As departments open access to their electronic networks and devices, hackers and cybercriminals have more opportunities to gain unauthorized access to sensitive government information through Government of Canada networks and systems. As a result, Government of Canada departments must be ever more vigilant in today’s dynamic threat environment as malicious code can be hidden in known or trusted web sites, tools and services.
Departments remain responsible for ensuring that they comply with the requirements established in Government of Canada security policy instruments (e.g., Policy on Government Security, Directive on Departmental Security Management, the Operational Security Standard: Management of Information Technology Security (MITS), Information Technology Security Guidance-33, and Communications Security Establishment Canada Top 35 Mitigation Measures).

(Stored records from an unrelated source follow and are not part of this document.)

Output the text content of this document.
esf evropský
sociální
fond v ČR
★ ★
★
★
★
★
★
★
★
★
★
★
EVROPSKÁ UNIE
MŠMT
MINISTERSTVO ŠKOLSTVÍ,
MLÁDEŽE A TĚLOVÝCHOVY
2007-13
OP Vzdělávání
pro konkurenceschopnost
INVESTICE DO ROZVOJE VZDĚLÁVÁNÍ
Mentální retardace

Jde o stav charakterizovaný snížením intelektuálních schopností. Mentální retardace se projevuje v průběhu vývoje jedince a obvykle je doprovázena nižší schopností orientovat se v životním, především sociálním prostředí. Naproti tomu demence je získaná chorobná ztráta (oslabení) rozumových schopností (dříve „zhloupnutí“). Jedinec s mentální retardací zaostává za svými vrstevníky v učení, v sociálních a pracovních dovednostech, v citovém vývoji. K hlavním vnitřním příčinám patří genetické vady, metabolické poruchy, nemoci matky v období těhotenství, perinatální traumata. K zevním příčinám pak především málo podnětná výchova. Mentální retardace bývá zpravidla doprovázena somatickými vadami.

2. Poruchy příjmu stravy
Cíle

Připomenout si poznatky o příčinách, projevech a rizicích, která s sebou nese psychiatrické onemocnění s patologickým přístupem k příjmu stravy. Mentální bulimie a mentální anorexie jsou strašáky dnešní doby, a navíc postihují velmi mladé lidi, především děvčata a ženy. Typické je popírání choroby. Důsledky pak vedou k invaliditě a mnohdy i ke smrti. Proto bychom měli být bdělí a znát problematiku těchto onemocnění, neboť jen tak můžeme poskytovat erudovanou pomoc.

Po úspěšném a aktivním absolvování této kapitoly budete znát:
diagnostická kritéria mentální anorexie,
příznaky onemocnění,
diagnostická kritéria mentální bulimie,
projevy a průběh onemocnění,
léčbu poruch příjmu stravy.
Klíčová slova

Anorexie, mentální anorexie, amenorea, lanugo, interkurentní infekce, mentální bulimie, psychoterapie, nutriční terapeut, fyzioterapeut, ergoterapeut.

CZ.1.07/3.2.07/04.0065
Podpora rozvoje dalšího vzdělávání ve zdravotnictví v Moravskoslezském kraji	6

Departments are to ensure that, based on an analysis of departmental security needs, security measures from the following non-exhaustive list are selected, properly implemented and layered in a manner that will provide defence-in-depth and will help to protect Government of Canada electronic networks, devices and information:
- Use currently supported versions of operating systems and applications (and ensure that they remain patched and up-to-date) to reduce vulnerabilities in software that can be remotely exploited;
- Disable unnecessary features in operating systems, applications and web browsers to reduce attack surface;
- Disable auto-run functionality on endpoints to prevent accidental code execution;
- Enable data execution prevention in operating systems and applications to reduce the risk of memory overflow execution by malicious code;
- Use antivirus software with up-to-date signatures and heuristic detection capabilities at the gateway and on endpoints to detect and prevent the execution of malicious code;
- Implement host-based intrusion detection/prevention (IDP) systems to improve the ability to detect and identify anomalous behaviours;
- Use whitelisting or blacklisting to prevent access to malicious websites, tools and web-based services from GC networks and devices;
- Implement centralized logging for computer events, with regular log analysis, to improve the ability to detect and identify anomalous behaviours and to assist with incident management and forensic analysis of compromised systems;
- Ensure that user accounts with administrative or root privileges are not used to search, browse or collaborate over the internet – these users should instead use normal user accounts with standard privileges; or a solution that will prevent the use of, or drop, administrator privileges;
- Use network segmentation, segregation and access controls to control how devices and systems that allow users to access Internet-based web-content are allowed to interact with other high-value systems and assets; and
- Ensure that security awareness programs include:
- Material notifying users that they are not permitted to post or share sensitive GC information (i.e. classified, protected, proprietary or otherwise restricted-distribution material) on public web sites, tools and services;
- Material discussing the threats and risks associated with Internet-based web-content as well as measures users can take to reduce risks;
- Material describing the threats and risks associated with mobile device use as well as measures users can take to reduce risks; and
- Regular reminders and updates to maintain awareness and to reflect the latest trends and threats.
Note: In the event of any discrepancy between the associated security requirements identified in this appendix and the security requirements identified in the Policy on Government Security and its supporting instruments, the Policy on Government Security is to be considered the authoritative source.